As insurers get up to cruising speed on Solvency II, transactions will follow
The arrival of Solvency II was expected to bring a greater focus on legacy business – in France and elsewhere in Europe. An increase in the number of transactions in this field was considered likely as many companies reconsidered their operational models in light of the new regulations.
So far this wave of run-off activity has failed to materialise. Companies have had other priorities, grappling with the practicalities of operating in the new Solvency II environment as well as getting to grips with other legislative changes including the Insurance Distribution Directive, the impending General Data Protection Regulations and new anti-money laundering requirements, which have required significant internal resources.

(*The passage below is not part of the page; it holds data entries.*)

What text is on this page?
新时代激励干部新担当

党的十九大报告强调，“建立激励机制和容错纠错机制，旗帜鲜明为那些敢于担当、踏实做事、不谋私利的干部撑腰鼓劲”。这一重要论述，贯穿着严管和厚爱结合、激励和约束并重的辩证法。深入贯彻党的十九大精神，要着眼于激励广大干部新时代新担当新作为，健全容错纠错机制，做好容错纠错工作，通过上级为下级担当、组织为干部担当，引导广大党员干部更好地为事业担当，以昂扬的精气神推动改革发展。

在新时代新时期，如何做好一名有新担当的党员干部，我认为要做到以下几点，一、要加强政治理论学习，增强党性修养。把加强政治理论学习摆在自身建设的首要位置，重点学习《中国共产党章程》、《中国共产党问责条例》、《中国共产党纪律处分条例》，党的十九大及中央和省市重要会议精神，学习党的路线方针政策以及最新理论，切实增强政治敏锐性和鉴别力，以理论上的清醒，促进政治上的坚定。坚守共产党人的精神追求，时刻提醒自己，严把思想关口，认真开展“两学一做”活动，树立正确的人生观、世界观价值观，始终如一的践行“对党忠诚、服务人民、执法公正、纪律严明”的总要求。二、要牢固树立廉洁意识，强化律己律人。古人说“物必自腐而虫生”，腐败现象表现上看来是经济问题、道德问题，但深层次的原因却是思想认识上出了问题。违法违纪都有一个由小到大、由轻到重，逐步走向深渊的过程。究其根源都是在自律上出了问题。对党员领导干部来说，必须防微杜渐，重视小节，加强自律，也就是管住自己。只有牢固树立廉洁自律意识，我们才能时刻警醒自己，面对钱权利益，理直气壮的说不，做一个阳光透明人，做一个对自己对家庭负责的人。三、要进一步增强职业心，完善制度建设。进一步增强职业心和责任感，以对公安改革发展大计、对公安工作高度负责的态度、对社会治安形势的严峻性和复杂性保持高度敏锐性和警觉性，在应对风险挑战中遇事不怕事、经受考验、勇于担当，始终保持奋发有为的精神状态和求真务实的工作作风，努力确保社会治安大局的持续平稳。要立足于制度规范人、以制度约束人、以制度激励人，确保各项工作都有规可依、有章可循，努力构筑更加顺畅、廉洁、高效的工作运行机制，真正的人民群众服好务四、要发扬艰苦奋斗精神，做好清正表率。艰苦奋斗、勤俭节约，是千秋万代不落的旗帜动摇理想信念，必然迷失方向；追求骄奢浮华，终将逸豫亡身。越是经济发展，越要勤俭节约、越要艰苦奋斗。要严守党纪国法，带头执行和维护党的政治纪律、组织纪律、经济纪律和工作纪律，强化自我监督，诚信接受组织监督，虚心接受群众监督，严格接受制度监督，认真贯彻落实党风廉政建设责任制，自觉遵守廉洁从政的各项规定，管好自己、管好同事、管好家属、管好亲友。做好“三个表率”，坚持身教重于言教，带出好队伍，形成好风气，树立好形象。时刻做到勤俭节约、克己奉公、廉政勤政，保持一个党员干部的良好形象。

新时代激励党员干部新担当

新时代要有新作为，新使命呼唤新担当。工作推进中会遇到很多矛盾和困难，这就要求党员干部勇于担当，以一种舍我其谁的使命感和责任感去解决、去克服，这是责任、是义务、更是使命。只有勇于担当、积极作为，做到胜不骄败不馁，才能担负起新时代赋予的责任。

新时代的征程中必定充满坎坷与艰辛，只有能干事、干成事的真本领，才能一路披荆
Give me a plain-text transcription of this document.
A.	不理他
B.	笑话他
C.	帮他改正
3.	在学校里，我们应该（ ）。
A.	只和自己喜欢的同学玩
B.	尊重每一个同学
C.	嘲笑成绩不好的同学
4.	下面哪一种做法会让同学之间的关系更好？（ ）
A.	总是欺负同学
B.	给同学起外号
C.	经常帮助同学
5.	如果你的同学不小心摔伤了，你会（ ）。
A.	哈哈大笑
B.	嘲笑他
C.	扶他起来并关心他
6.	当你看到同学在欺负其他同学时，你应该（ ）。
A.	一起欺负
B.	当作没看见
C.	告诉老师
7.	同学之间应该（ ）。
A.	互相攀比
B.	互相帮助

However, the signs are that this is set to change in 2018. Many re/insurers in continental Europe have a sizeable number of contracts in run-off. Overall, the size of the European run-off market is estimated to be around EUROS 247 billion, of which France and the Benelux countries account for EUROS 41 billion, according to PwC.
Management of this business is quite demanding in terms of the specific expertise it requires, as well as the demands it places on capital, immobilising funds and resources that could be used elsewhere. As a result, as re/insurers and the regulators reach cruising speed on Solvency II, the benefits in terms of capital requirements of optimising the management of legacy business, or of organising the sale of certain books of business in run-off, will once again be thrown into sharper focus. We expect a wave of run-off activity will follow.